Additionally, we have observed that compilation can be a substantially large portion of this
training time. Reducing compilation time can achieve up to a 66% reduction in total training time
alone. Future work in this area may wish to explore the impact of specific compilation passes
within the four PassManager optimization levels, or to broaden the range of benchmarks we test
here.

90

7. Improving Qubit Mapping through GNN-Assisted Compilation
7.1. Introduction
Quantum computing has quickly become a popular field of research with great potential
for future technology. Taking advantage of quantum mechanics allows for several possible
operations and interactions that are not possible with classical systems.

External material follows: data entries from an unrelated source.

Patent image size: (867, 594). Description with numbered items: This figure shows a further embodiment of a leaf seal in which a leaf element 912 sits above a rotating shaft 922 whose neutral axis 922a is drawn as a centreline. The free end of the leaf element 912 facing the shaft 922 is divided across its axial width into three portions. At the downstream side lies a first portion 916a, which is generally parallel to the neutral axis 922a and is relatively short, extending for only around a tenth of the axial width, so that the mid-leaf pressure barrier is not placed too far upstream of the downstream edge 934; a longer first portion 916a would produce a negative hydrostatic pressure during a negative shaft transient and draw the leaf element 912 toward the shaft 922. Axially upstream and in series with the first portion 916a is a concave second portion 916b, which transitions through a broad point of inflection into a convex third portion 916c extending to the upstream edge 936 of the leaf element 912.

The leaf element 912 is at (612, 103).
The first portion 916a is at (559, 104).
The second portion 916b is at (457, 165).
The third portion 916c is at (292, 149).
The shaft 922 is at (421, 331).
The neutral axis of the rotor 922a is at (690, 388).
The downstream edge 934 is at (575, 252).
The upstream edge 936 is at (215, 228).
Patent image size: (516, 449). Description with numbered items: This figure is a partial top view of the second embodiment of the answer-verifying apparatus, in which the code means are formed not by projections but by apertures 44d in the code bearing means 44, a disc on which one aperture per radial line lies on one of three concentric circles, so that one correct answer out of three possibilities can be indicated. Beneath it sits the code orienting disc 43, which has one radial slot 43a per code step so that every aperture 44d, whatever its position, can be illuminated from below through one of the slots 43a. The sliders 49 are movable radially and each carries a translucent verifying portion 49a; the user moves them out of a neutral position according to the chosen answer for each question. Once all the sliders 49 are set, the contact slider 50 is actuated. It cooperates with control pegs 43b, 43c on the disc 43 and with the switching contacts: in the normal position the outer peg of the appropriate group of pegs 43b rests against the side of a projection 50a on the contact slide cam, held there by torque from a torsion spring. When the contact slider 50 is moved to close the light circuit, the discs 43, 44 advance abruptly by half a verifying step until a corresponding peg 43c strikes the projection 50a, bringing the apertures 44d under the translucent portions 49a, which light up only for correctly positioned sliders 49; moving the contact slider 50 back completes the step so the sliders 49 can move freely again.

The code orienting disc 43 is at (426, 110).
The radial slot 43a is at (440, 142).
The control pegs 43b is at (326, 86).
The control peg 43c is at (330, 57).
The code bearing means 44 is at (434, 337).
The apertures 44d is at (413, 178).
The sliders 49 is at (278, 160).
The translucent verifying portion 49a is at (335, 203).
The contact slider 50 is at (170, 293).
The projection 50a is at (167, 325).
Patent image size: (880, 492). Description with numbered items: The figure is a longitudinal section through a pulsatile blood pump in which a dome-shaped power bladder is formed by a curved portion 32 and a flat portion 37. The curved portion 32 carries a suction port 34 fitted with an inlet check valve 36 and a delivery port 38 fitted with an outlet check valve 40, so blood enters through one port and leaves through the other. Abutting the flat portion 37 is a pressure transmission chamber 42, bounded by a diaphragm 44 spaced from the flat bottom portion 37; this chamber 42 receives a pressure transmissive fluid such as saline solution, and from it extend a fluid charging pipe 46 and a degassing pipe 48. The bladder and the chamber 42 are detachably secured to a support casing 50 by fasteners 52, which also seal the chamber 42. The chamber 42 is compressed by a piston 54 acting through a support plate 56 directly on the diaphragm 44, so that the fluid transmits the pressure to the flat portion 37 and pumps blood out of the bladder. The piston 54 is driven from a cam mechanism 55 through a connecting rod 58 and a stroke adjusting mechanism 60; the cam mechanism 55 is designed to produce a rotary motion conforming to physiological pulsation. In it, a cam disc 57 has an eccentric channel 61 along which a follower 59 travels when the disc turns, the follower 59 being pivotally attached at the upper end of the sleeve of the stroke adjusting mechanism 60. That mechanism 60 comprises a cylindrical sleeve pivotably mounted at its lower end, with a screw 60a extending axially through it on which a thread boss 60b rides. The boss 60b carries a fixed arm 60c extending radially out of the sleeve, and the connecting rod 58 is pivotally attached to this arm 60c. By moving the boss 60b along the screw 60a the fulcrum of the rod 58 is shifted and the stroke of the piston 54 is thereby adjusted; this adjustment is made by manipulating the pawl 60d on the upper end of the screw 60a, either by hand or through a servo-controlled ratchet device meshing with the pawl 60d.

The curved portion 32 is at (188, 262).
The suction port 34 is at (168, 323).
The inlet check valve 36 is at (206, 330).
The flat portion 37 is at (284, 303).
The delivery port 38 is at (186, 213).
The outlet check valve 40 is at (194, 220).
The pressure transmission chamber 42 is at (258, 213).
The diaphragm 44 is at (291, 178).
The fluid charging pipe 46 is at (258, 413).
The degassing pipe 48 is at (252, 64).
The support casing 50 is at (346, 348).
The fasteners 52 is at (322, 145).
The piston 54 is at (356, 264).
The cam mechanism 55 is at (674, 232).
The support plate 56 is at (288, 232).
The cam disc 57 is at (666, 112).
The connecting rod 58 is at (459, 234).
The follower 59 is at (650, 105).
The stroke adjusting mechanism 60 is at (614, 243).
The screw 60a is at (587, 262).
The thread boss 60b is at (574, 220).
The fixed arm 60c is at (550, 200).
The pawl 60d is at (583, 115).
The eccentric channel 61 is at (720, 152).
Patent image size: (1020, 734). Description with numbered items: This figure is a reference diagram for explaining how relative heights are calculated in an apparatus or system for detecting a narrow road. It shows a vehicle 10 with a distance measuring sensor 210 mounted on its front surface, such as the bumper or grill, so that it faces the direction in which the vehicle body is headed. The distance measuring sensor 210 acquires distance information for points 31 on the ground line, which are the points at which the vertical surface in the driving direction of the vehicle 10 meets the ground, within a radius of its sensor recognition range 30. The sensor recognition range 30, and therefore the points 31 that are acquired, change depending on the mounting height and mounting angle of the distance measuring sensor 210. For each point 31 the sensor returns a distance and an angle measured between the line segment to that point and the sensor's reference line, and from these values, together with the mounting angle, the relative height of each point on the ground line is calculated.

Quantum systems have
the potential to improve communication, encryption, physical simulation, and some algorithms
such as factorization. Many companies and governments around the world are working to
develop and improve quantum systems to create quantum networks and tools. There are several
potential physical implementations of quantum information systems, though the two most
popular systems today are utilizing superconducting technology [19] and trapped ions [59]. Our
work is done exclusively with superconducting quantum computers, as they are currently welldeveloped and accessible. However, the technologies, in general, are still immature and face
limitations, mainly in size and reliability.
Modern quantum computers are classified as noisy intermediate-scale quantum (NISQ)
devices. These NISQ devices are named as such due to their limitations on both the number of
qubits (or quantum bits) available and the reliability of these qubits and their operations. Most
NISQ devices contain from ten to one hundred noisy qubits, though many systems are smaller on
the smaller end of this range, containing only 5-32 qubits. A common metric to evaluate these
systems is quantum volume [23], which incorporates both the number of qubits and their degree
of vulnerability to error. Due to the relatively high error rates in quantum computers, many
executions of algorithms are unlikely to complete without some error. As such, much effort has

91

been put forth to both make the algorithms resilient and reduce the vulnerability of the physical
qubits.
Quantum error correction (QEC) methods do exist, but they are not applicable to NISQ
systems. Many QEC methods implement mechanics similar to classical replication or
redundancy systems, where the data in one or more bits are encoded into a larger number of bits
to reduce the effect of incident errors. However, due to the quantum no-cloning theorem, rather
than copying bits, one must rely on entanglement instead. Again, one or more qubits can be
entangled with additional qubits to provide redundancy and mitigate the effect of errors. Shor's
code, the first to demonstrate the existence of QEC methods, encoded one qubit into 9,
effectively triplicating twice to account for both phase and magnitude errors. However, when
qubits are a valuable resource, it is not possible to both implement these QEC methods and retain
enough qubits for computation. Many systems may not be large enough to allow for even one
secure qubit depending on the error codes used.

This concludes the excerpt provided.